CaptureConsumption taxes are now being used in many parts of the world and, in recent years, the idea of a national sales tax has gained popularity in the U.S.  The so-called Fair Tax would impose a single 30% tax on all sales at the retail level.  The proponents claim that this would raise enough income to replace all federal taxes: the individual income tax, the corporate income tax, the payroll tax and the estate tax.
The tax attorney, Michael Graetz, has evidence that a 34% tax rate would be necessary to replace just the individual and corporate income taxes alone.  This is a large discrepancy.  Regardless, a major argument against the Fair Tax is that such a high single tax of 30% or higher would create a compliance problem because of the incentive for people to try to avoid paying it.
Mr. Graetz has proposed a hybrid consumption and income tax, which he calls the Competitive Tax Plan, as a more reasonable but still fundamental change to our current tax system.  Although I have discussed this proposal previously, I will summarize it again here:

  • A broad-based Value Added Tax of about 14% is enacted on goods and services.

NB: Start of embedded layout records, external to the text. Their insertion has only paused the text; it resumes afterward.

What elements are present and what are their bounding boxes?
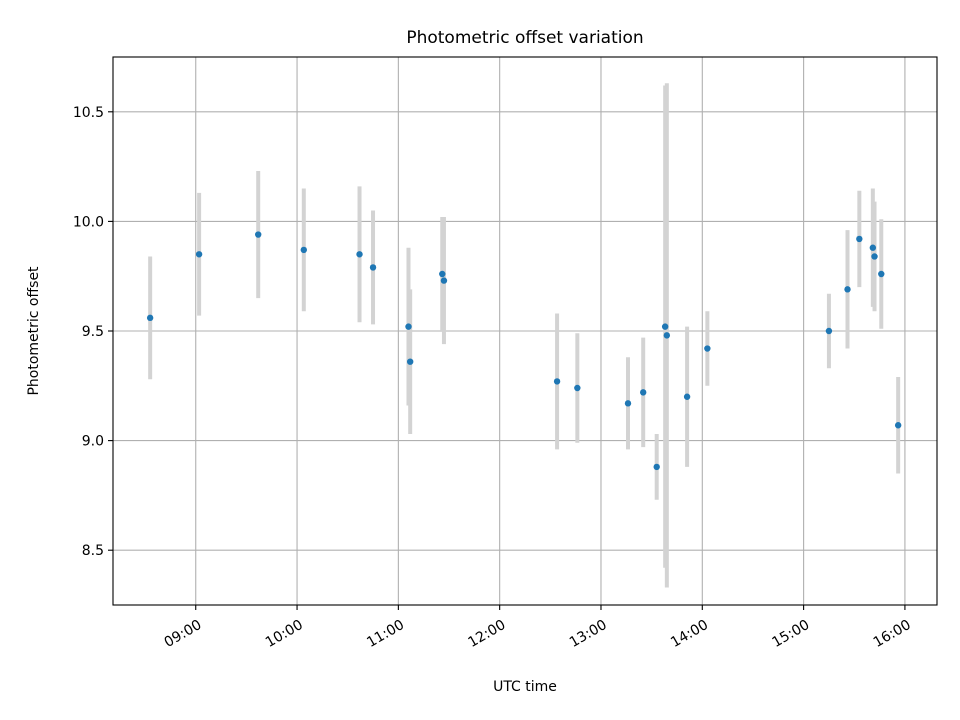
y-axis-label: Photometric offset: [26, 266, 42, 396]
data-point: [624, 400, 632, 407]
y-tick-label: 10.0: [73, 214, 104, 230]
data-point: [195, 251, 203, 258]
chart-title: Photometric offset variation: [406, 28, 643, 48]
data-point: [844, 286, 851, 293]
data-point: [439, 270, 446, 278]
data-point: [356, 251, 363, 258]
data-point: [255, 231, 262, 238]
grid-lines: [113, 57, 937, 605]
y-tick-label: 9.0: [82, 434, 104, 450]
data-point: [639, 389, 647, 396]
data-point: [405, 323, 412, 330]
data-point: [406, 358, 414, 365]
data-point: [878, 270, 885, 278]
data-point: [663, 332, 671, 339]
data-point: [574, 384, 581, 392]
data-point: [653, 463, 660, 471]
data-point: [825, 327, 833, 335]
data-point: [856, 235, 863, 243]
x-axis-label: UTC time: [493, 679, 557, 695]
data-point: [661, 323, 669, 330]
data-point: [369, 264, 377, 271]
data-point: [683, 393, 691, 400]
data-point: [871, 253, 878, 260]
y-tick-label: 9.5: [82, 324, 104, 340]
data-point: [300, 246, 308, 254]
data-point: [869, 244, 877, 251]
data-point: [146, 314, 154, 322]
data-point: [894, 422, 902, 429]
data-point: [440, 277, 448, 284]
y-tick-label: 10.5: [73, 105, 104, 121]
data-point: [704, 345, 711, 352]
y-tick-label: 8.5: [82, 543, 104, 559]
data-points: [146, 231, 902, 471]
plot-frame: [112, 56, 938, 606]
data-point: [553, 378, 561, 385]
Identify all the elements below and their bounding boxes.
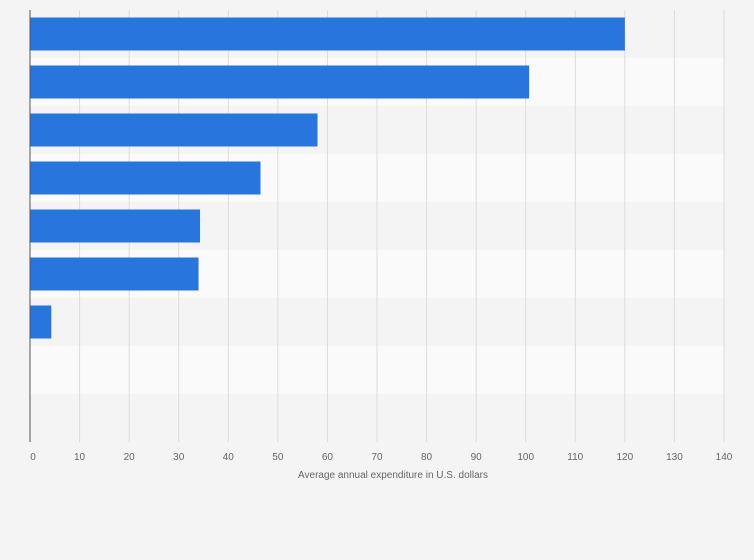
bar: [30, 113, 318, 147]
x-tick-label: 30: [173, 452, 185, 463]
x-tick-label: 0: [30, 452, 36, 463]
bar: [30, 161, 261, 195]
x-tick-label: 90: [471, 452, 483, 463]
x-tick-label: 60: [322, 452, 334, 463]
x-tick-label: 50: [272, 452, 284, 463]
x-tick-label: 20: [124, 452, 136, 463]
x-tick-label: 110: [567, 452, 583, 463]
bar: [30, 65, 530, 99]
x-tick-label: 40: [223, 452, 235, 463]
bar: [30, 257, 199, 291]
x-tick-label: 80: [421, 452, 433, 463]
bar: [30, 305, 52, 339]
x-tick-label: 120: [617, 452, 634, 463]
bar: [30, 17, 625, 51]
bar: [30, 209, 201, 243]
x-tick-label: 70: [371, 452, 383, 463]
x-tick-label: 130: [666, 452, 683, 463]
bars: [30, 17, 625, 339]
x-tick-labels: 0 10 20 30 40 50 60 70 80 90 100 110 120 130 140: [30, 452, 733, 463]
x-tick-label: 100: [517, 452, 534, 463]
x-tick-label: 140: [716, 452, 733, 463]
x-axis-title: Average annual expenditure in U.S. dolla…: [298, 470, 488, 481]
x-tick-label: 10: [74, 452, 86, 463]
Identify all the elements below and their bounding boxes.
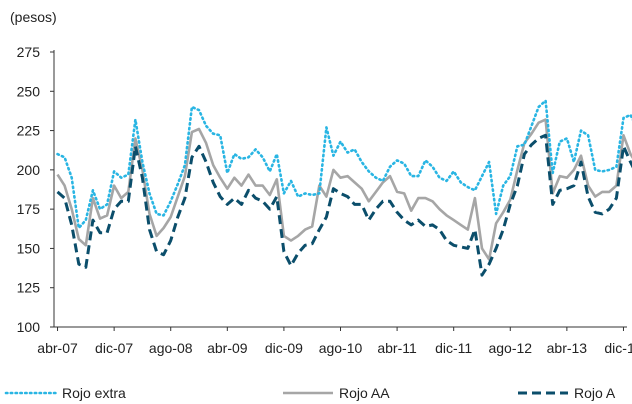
y-tick-label: 125 bbox=[17, 280, 41, 296]
x-tick-label: dic-11 bbox=[435, 340, 472, 356]
y-tick-label: 250 bbox=[17, 83, 41, 99]
y-axis: 100 125 150 175 200 225 250 275 bbox=[17, 44, 55, 335]
legend-label: Rojo A bbox=[574, 385, 616, 401]
x-tick-label: abr-07 bbox=[37, 340, 78, 356]
legend-label: Rojo AA bbox=[339, 385, 390, 401]
x-tick-label: abr-09 bbox=[207, 340, 248, 356]
legend: Rojo extra Rojo AA Rojo A bbox=[4, 385, 616, 401]
series-line-rojo-extra bbox=[56, 99, 632, 230]
series-line-rojo-a bbox=[56, 133, 632, 277]
y-tick-label: 150 bbox=[17, 240, 41, 256]
legend-label: Rojo extra bbox=[62, 385, 126, 401]
y-tick-label: 275 bbox=[17, 44, 41, 60]
x-tick-label: ago-10 bbox=[319, 340, 363, 356]
x-tick-label: ago-08 bbox=[149, 340, 193, 356]
y-tick-label: 225 bbox=[17, 123, 41, 139]
x-tick-label: dic-13 bbox=[604, 340, 632, 356]
x-tick-label: dic-07 bbox=[95, 340, 133, 356]
series-line-rojo-aa bbox=[56, 118, 632, 261]
y-tick-label: 100 bbox=[17, 319, 41, 335]
y-tick-label: 175 bbox=[17, 201, 41, 217]
x-tick-label: abr-11 bbox=[377, 340, 417, 356]
plot-area bbox=[56, 99, 632, 277]
y-tick-label: 200 bbox=[17, 162, 41, 178]
x-tick-label: ago-12 bbox=[488, 340, 532, 356]
x-axis: abr-07 dic-07 ago-08 abr-09 dic-09 ago-10 abr-… bbox=[37, 326, 632, 356]
unit-label: (pesos) bbox=[10, 9, 57, 25]
x-tick-label: abr-13 bbox=[547, 340, 588, 356]
x-tick-label: dic-09 bbox=[265, 340, 303, 356]
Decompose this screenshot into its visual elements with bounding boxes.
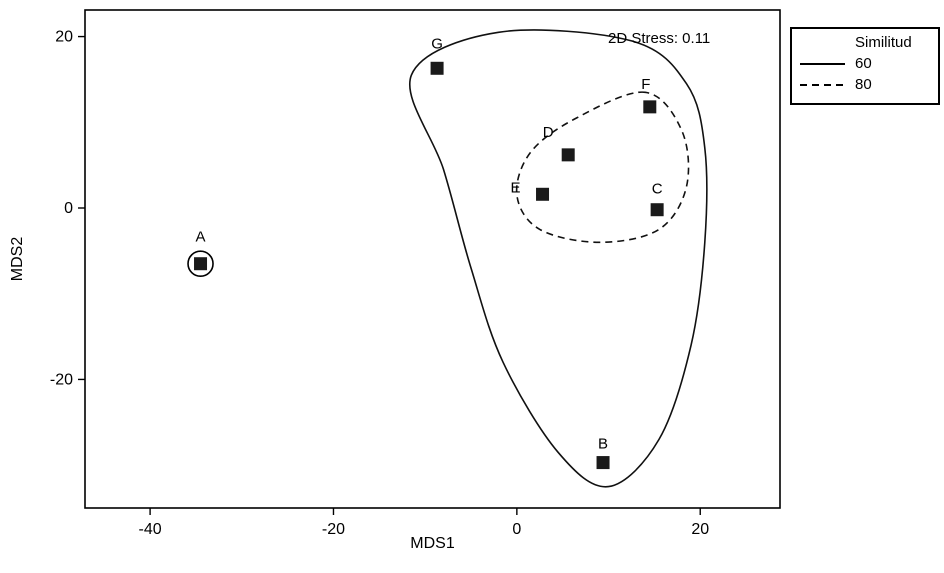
point-label-D: D xyxy=(543,124,554,141)
y-tick-label: 0 xyxy=(64,200,73,217)
point-marker-E xyxy=(536,187,550,201)
plot-frame xyxy=(84,9,781,509)
point-marker-F xyxy=(643,100,657,114)
stress-annotation: 2D Stress: 0.11 xyxy=(608,30,711,47)
legend-box: Similitud 60 80 xyxy=(790,27,940,105)
cluster-circle-A xyxy=(187,250,214,278)
legend-entries: 60 80 xyxy=(800,53,930,95)
legend-entry-label: 80 xyxy=(855,76,872,93)
legend-entry-60: 60 xyxy=(800,53,930,74)
similarity-contour-60 xyxy=(409,29,708,488)
x-tick-label: 20 xyxy=(691,521,709,538)
legend-line-dashed xyxy=(800,83,845,86)
point-marker-C xyxy=(650,203,664,217)
legend-title: Similitud xyxy=(855,34,912,51)
legend-entry-label: 60 xyxy=(855,55,872,72)
point-label-E: E xyxy=(511,179,521,196)
point-label-A: A xyxy=(196,229,206,246)
y-tick-label: -20 xyxy=(50,371,73,388)
point-marker-G xyxy=(430,61,444,75)
x-axis-label: MDS1 xyxy=(410,535,455,552)
point-marker-D xyxy=(561,148,575,162)
similarity-contour-80 xyxy=(515,91,690,244)
point-label-B: B xyxy=(598,436,608,453)
x-tick-label: -20 xyxy=(322,521,345,538)
point-label-F: F xyxy=(641,76,650,93)
y-axis-label: MDS2 xyxy=(9,236,26,282)
x-tick-label: -40 xyxy=(139,521,162,538)
point-marker-A xyxy=(194,257,208,271)
legend-entry-80: 80 xyxy=(800,74,930,95)
point-label-C: C xyxy=(652,181,663,198)
point-marker-B xyxy=(596,456,610,470)
legend-line-solid xyxy=(800,62,845,65)
x-tick-label: 0 xyxy=(512,521,521,538)
point-label-G: G xyxy=(431,35,443,52)
y-tick-label: 20 xyxy=(55,29,73,46)
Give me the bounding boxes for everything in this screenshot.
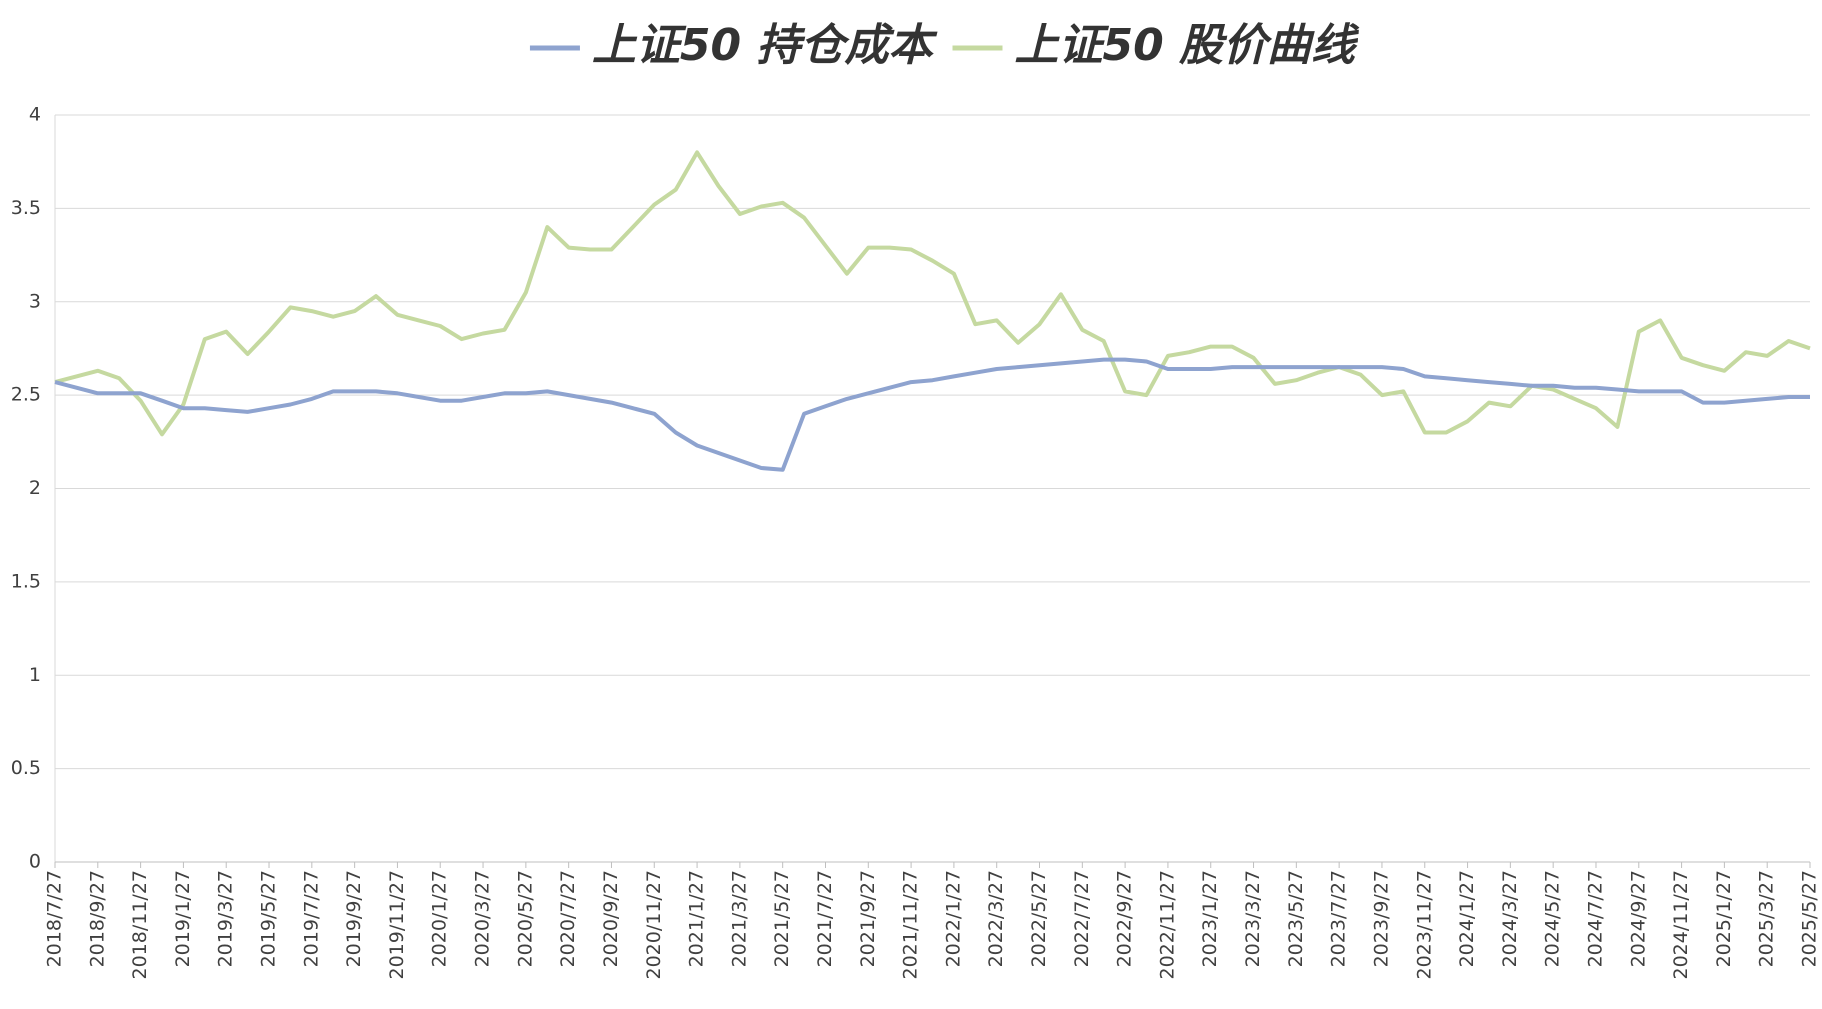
x-tick-label: 2020/3/27 [472, 870, 494, 967]
x-tick-label: 2022/3/27 [985, 870, 1007, 967]
x-tick-label: 2024/11/27 [1670, 870, 1692, 980]
x-tick-label: 2024/9/27 [1627, 870, 1649, 967]
x-tick-label: 2019/5/27 [258, 870, 280, 967]
x-tick-label: 2021/11/27 [900, 870, 922, 980]
x-tick-label: 2021/3/27 [728, 870, 750, 967]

  • Families earning less than $100,000 per year are exempted from the income tax. The tax rate would be 15% for incomes between $100,000 and $250,000, and 25% above this level.
  • The corporate income tax rate is lowered to 15%.
  • The Earned Income Tax Credit is retained and used to provide relief from the Payroll Tax for low-income families.
  • The plan is designed to be revenue neutral as verified by the Tax Policy Center.

There are many advantages of the Graetz Plan over our current system.  100 million returns, for all those with incomes under $100,000, would be eliminated.  This would, in turn, make it less politically expedient for Congress to constantly add new exemptions and preferences into the code.  Lower income tax rates for both individuals and corporations would give the economy a big boost.
The Competitive Tax Plan is an example of the type of bold, fundamental reform that we need to make to our federal tax system.